As you can see at the end of the video, the gals give a special thank-you to the "Soldiers of the 19th Special Forces Group," stationed in Utah, and other members of the Utah National Guard have been visually ID'd (presumably by their girlfriends) and reported. Furthermore, the Utah Department of Public Safety has launched its own inquiry, because of course the state police wanted in on this, and a pair of officers were also seen in the video.
That arm helping these two load a tank weapon is probably not authorized to be there.
I think it's pretty obvious what happened here (hot girl says "please," guy stuck in desert says "yeah, ok."), but the military is still determined to go through the motions of pretending to figure it out slowly.
According to a statement from Lt. Col. Steven Fairbourn,
An investigation was initiated by the Utah National Guard on Oct. 14 to determine potential unauthorized use of military equipment, facilities, and personnel in the Hot Shots 2015 calendar production.

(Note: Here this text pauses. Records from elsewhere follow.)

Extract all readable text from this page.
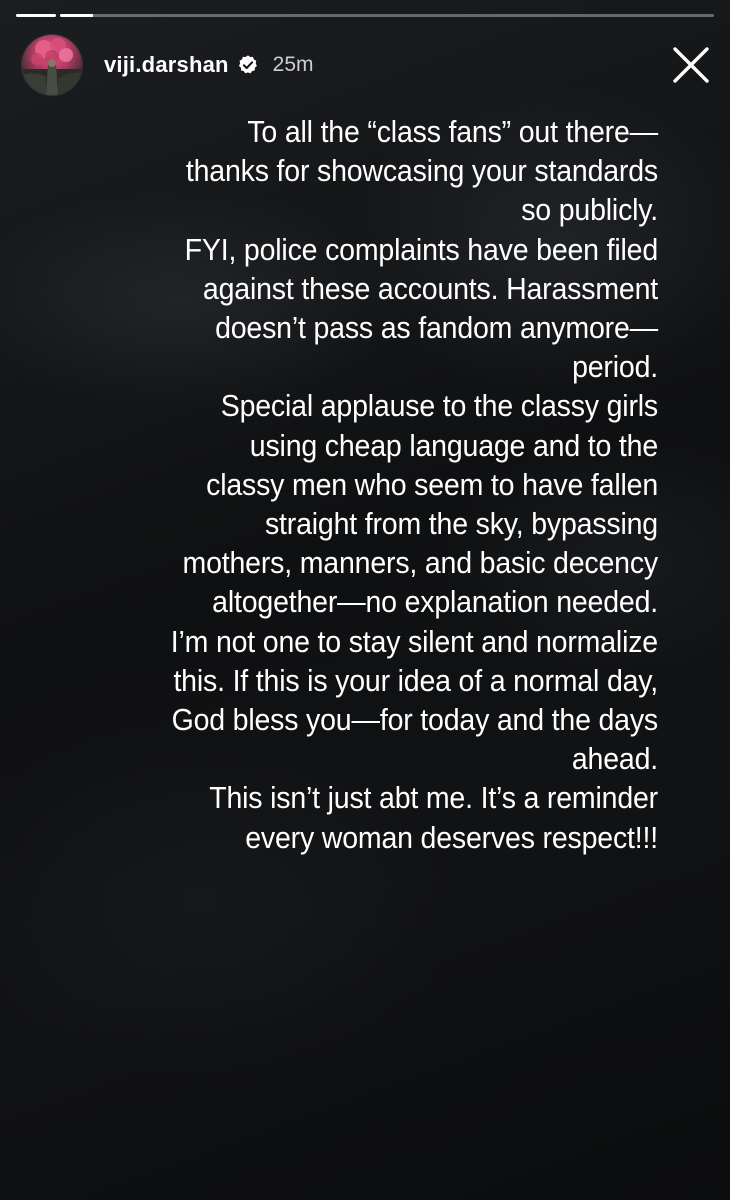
viji.darshan 25m
To all the “class fans” out there—
thanks for showcasing your standards
so publicly.
FYI, police complaints have been filed
against these accounts. Harassment
doesn’t pass as fandom anymore—
period.
Special applause to the classy girls
using cheap language and to the
classy men who seem to have fallen
straight from the sky, bypassing
mothers, manners, and basic decency
altogether—no explanation needed.
I’m not one to stay silent and normalize
this. If this is your idea of a normal day,
God bless you—for today and the days
ahead.
This isn’t just abt me. It’s a reminder
every woman deserves respect!!!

Productions of this kind are not in keeping with the values of the Utah National Guard nor its members.
Use of military equipment, facilities, and personnel in civilian for-profit endeavors such as this requires approval of National Guard Bureau Public Affairs through the respective state National Guard Headquarters. There was no official approval for this project. The investigation will determine if Utah National Guard equipment, facilities, and personnel were used in the Hot Shots 2015 calendar production and required actions if this is the case.
As fun as it is to hear the members of the National Guard pretend to have no memory of how this could have possibly happened, it's also really disappointing. Utah State House Minority Leader Jennifer Seelig (D) is from Salt Lake City, and as a member of the Executive Appropriations Committee has partial oversight of the UT National Guard, not only wanted to know if anyone directly profited this, she also had some particularly choice words for Utah's FOX13:
"If this video was shot at a government restricted facility using government specialized military equipment, either leadership knew about this — or their security protocols aren’t robust enough to keep a bunch of calendar girls and their crew and assorted groupies out.
It flies in the face of any progress we have made in the military and sends out this archaic message to girls and women that their true value lies in their body parts."
I couldn't agree more, Rep. Seelig. Though, the military is pretty concerned with your body parts; not so much with the ogling them, but with the putting-them-in-harm's-way aspect.